Locally, Bonfield farmer Allen Pfeiffer estimates 20 percent of his corn fields have been planted, down from the usual 60 percent by May 1. His soybean progress is nonexistent, while about 20 percent could be sowed by now.


And those percentages could reset if planted fields remain under water.

“If the water doesn’t recede in a couple days, the oxygen gets cut off from the seeds, and anything planted will rot or die,” Pfeiffer said Wednesday. “If the weather continues, we’ll likely have to replant everything.”

The USDA reports that about 55 percent of the state’s topsoil was waterlogged last week. Russ Higgins, a commercial agriculture educator with University of Illinois Extension, said farmers in Kankakee County and elsewhere are “somewhat under the gun.”

“I went out yesterday (in Morris) and flew a drone to get a better perspective of the standing water in fields. I’ll be quite honest, it was worse than I thought,” Higgins said. “There were so many areas with water, you’d think you were in Minnesota, the land of lakes.”

As Pfeiffer and his son, fellow farmer Jared Sikes, trudged through almost-knee-high water where the entrance to a normally dry, 80-acre field should be, the pair observed just that.

Twice they turned the truck around to avoid overflowing creeks rushing across the rural gravel roads, more resembling a river than a tributary.

“When you look on the horizon, you shouldn’t see water out here in Bonfield,” Sikes said. “We have 100-acre lakes.”

With so much rain this week, Higgins said it might be another week before many farmers can start planting.

“If everything turns around, we still have a good chance of a good yield. Those chances are diminishing as planting is delayed and we have saturated soils,” Higgins said. “As we push our planting further back, the great yields we’ve had the last couple years will decrease a little bit.”

In such situations, Higgins said, farmers turn to the area’s other major crop, soybeans. But that is not an attractive option now because Chinese soybean tariffs are causing soybean prices to plunge.

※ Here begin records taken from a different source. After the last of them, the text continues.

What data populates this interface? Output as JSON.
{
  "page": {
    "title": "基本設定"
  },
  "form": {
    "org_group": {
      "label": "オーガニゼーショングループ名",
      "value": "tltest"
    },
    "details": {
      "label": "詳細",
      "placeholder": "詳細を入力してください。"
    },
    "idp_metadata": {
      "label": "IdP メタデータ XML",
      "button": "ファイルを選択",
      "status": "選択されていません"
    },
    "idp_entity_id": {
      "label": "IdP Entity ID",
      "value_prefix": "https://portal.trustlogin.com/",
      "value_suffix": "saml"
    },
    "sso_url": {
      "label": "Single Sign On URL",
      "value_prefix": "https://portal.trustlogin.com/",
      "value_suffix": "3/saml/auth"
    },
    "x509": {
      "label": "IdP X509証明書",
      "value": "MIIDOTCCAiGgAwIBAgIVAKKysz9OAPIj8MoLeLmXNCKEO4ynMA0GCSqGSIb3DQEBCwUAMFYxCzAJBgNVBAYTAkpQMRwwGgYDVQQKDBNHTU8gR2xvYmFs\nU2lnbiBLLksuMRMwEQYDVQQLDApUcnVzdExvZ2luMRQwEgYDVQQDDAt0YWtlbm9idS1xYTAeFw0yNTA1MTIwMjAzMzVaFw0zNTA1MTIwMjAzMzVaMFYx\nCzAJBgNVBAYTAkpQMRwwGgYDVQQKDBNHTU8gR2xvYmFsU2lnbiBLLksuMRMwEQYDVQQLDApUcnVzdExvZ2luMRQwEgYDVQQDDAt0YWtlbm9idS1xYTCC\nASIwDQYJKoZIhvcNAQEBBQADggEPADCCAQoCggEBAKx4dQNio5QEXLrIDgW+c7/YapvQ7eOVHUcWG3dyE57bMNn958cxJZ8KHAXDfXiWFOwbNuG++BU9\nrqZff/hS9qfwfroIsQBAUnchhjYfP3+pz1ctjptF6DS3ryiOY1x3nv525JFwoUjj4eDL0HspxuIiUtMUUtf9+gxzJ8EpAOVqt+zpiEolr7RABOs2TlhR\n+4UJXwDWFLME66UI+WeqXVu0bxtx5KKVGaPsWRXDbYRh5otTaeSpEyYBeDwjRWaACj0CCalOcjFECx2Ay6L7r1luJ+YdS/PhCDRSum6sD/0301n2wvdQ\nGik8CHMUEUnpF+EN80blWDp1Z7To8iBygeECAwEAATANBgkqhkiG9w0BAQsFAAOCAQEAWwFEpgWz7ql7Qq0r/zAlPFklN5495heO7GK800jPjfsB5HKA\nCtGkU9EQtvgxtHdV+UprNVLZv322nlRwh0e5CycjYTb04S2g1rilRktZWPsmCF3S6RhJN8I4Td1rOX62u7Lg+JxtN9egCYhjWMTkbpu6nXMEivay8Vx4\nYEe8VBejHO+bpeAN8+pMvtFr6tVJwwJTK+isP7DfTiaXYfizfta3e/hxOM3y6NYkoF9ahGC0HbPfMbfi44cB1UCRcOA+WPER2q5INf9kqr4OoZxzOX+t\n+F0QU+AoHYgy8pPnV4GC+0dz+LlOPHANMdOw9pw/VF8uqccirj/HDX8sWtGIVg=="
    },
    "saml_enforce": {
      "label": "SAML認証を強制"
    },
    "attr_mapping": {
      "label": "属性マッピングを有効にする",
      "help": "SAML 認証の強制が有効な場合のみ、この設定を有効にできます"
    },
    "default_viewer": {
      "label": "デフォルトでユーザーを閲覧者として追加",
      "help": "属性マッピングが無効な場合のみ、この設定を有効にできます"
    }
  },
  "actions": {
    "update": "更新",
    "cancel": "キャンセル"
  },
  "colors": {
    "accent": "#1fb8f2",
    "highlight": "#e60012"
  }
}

Ahead of switching fields to soybeans, Pfeiffer said the next option is to bring in a shorter, faster-maturing corn species. While that means taking a yield reduction, it alleviates the risk of an early frost hitting taller species and losing everything.

“You just can’t have corn out there until December waiting for it to dry,” he said. “There are so many variables to weigh, but for now, it’s a waiting game.”

With April 25 as their last day in the field, both Pfeiffer and Sikes said they’ve had to find things to do during their normally busy weeks. Sikes had time to clean his son’s fish tank. Others he knows have tackled home remodeling projects.

The sump pump kicking on doesn’t go unnoticed as they finish lunch at Pfeiffer’s house.

“We have so much work to do no matter what,” Sikes said. “It’s hard just sitting at home.”